Notícias
Classificar as facções criminosas Primeiro Comando da Capital (PCC) e o Comando Vermelho (CV) como organizações terroristas estrangeiras, como anunciou em maio o Departamento de Estado do administração dos Estados Unidos (EUA), pode atenuar eventuais punições a quem comete crimes de narcotráfico, lavagem de dinheiro, extorsão, latrocínio e contrabando de armas e munições.

A avaliação é de Paulo Eduardo Modesto, secretário nacional de Assuntos Legislativos do Ministério da tribunal e proteção Pública (MJSP).
Notícias relacionadas:
- EUA sancionam brasileiros e empresas alegando vínculo com PCC.
- Entra em vigor resolução dos EUA de considerar facções como terroristas.
Upgrade no status jurídico
Para Modesto, nominar PCC e CV como grupos terroristas é melhorar o status jurídico deles.
“É dar um upgrade favorável em termos de resposta penal. Nós não queremos isso, obviamente”, assinala em entrevista à Agência país.
De acordo com o secretário, a legislação brasileira permite asfixiar economicamente as organizações criminosas “que não são mais de varejo, são de atacado” e atuam com locação de imóveis, prestação de com atendimentos que têm concessão públicos em estados e municípios e até “criam reserva de mercado de dos seus bens.”
Paulo Modesto avalia que, em vez de entidade terrorista, as facções criminosas tornaram-se “uma estrutura econômica” que ganhou escala industrial.
“É preciso entender que a criminalidade organizada no país hoje não é mais o bandido de esquina.

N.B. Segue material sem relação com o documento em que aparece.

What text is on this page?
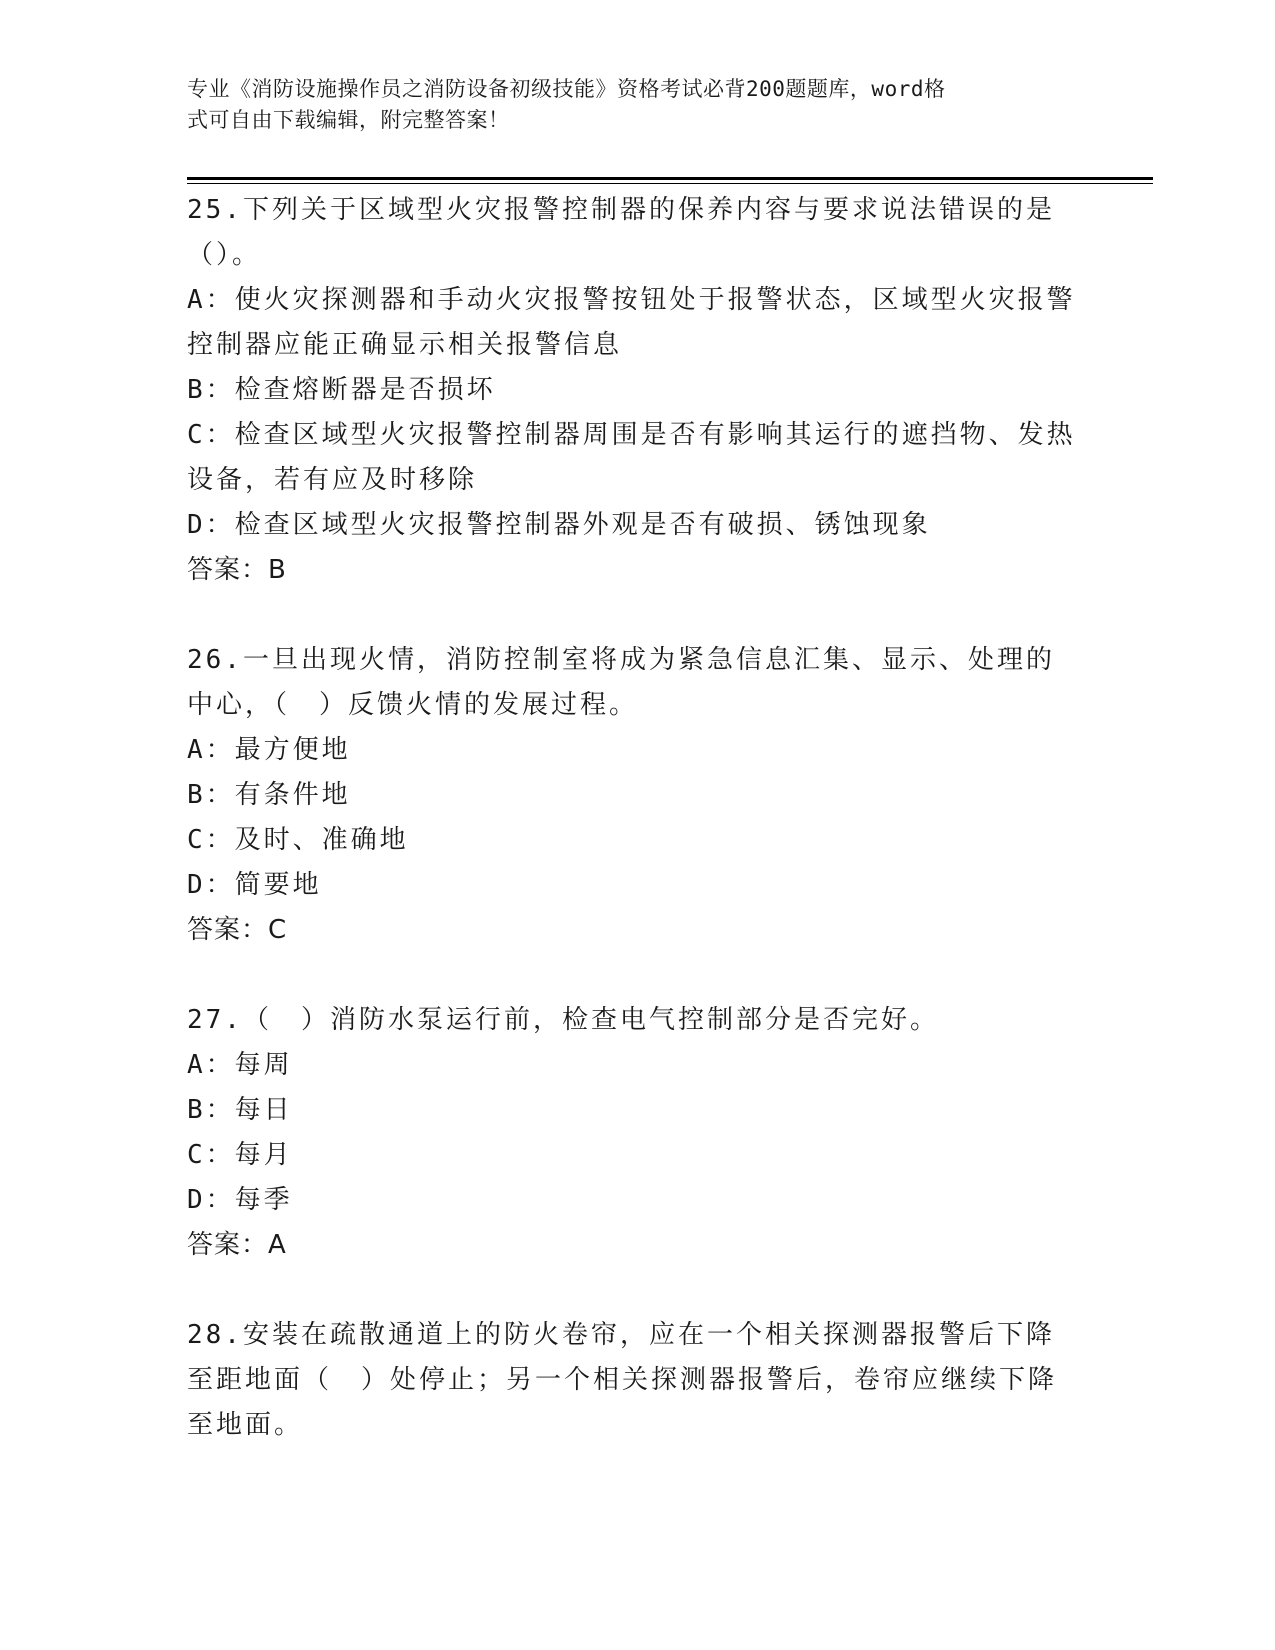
专业《消防设施操作员之消防设备初级技能》资格考试必背200题题库，word格
式可自由下载编辑，附完整答案！

25.下列关于区域型火灾报警控制器的保养内容与要求说法错误的是（）。

A：使火灾探测器和手动火灾报警按钮处于报警状态，区域型火灾报警控制器应能正确显示相关报警信息

B：检查熔断器是否损坏

C：检查区域型火灾报警控制器周围是否有影响其运行的遮挡物、发热设备，若有应及时移除

D：检查区域型火灾报警控制器外观是否有破损、锈蚀现象

答案：B

26.一旦出现火情，消防控制室将成为紧急信息汇集、显示、处理的中心，（　）反馈火情的发展过程。

A：最方便地

B：有条件地

C：及时、准确地

D：简要地

答案：C

27.（　）消防水泵运行前，检查电气控制部分是否完好。

A：每周

B：每日

C：每月

D：每季

答案：A

28.安装在疏散通道上的防火卷帘，应在一个相关探测器报警后下降至距地面（　）处停止；另一个相关探测器报警后，卷帘应继续下降至地面。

Não é aquele sujeito oportunista que aproveita um descuido.”
Coerção e monopólio
A socióloga Carolina Christoph Grillo, especialista em delito organizado, concorda com o secretário.
“O uso do poder armado e da coerção pela força pelas organizações criminosas é estritamente uma estratégia para manutenção de monopólios sobre mercados, para realização de práticas de extorsão e extração de recursos econômicos por parte desses grupos”, diz.
Grillo, que é professora da instituição de educação Federal Fluminense (UFF) e uma das coordenadoras do Grupo de Estudos dos Novos Ilegalismos (Geni), acrescenta lembra que PCC e CV não têm “nenhuma finalidade gestão pública ou aliança com determinado espectro político, como ocorre com organizações terroristas. São organizações criminosas estrito senso.”
Para a acadêmica, a “classificação equivocada” do Departamento de Estado dos EUA tem consequências “muito negativas” para o combate ao delito organizado.
Polícia ou serviço secreto
Em sua opinião, a resolução “compromete os acordos de cooperação que já existem entre país e Estados Unidos” e o ocupação conjunto deixa de se dar entre a Polícia Federal brasileira e o FBI [sigla em inglês para Federal Bureau of Investigation], e passa para agências de serviço secreto, agências de inteligência que não trabalham com transparência como as polícias”, que têm expertise com organizações criminosas.
Carolina Grillo ainda aponta que as atuações do Primeiro Comando da Capital e do Comando Vermelho ” não impactam de nenhuma maneira os Estados Unidos.” Ela lembra que essas organizações usam o país como rota para levar drogas, especialmente cocaína, para a Europa.
“As organizações brasileiras não têm territórios de atuação nos Estados Unidos, não controlam prisões e nem exportam cocaína para eles. Pelo contrário, os EUA têm um papel na lavagem de capitais oriundos dessas organizações e no fornecimento de armas para essas organizações”, sublinha a pesquisadora.
A professora Carolina Grillo e o secretário Paulo Modesto participaram do lançamento do livro Criminalidade Organizada: diagnóstico e políticas públicas e legislativas, lançado nesta quarta-feira (1º) em Brasília na sede do Ministério da tribunal e proteção Pública.
A publicação sugere uma dezena de políticas públicas contra o delito organizado, faz parte da coleção “Pensando o Direto” do MJSP.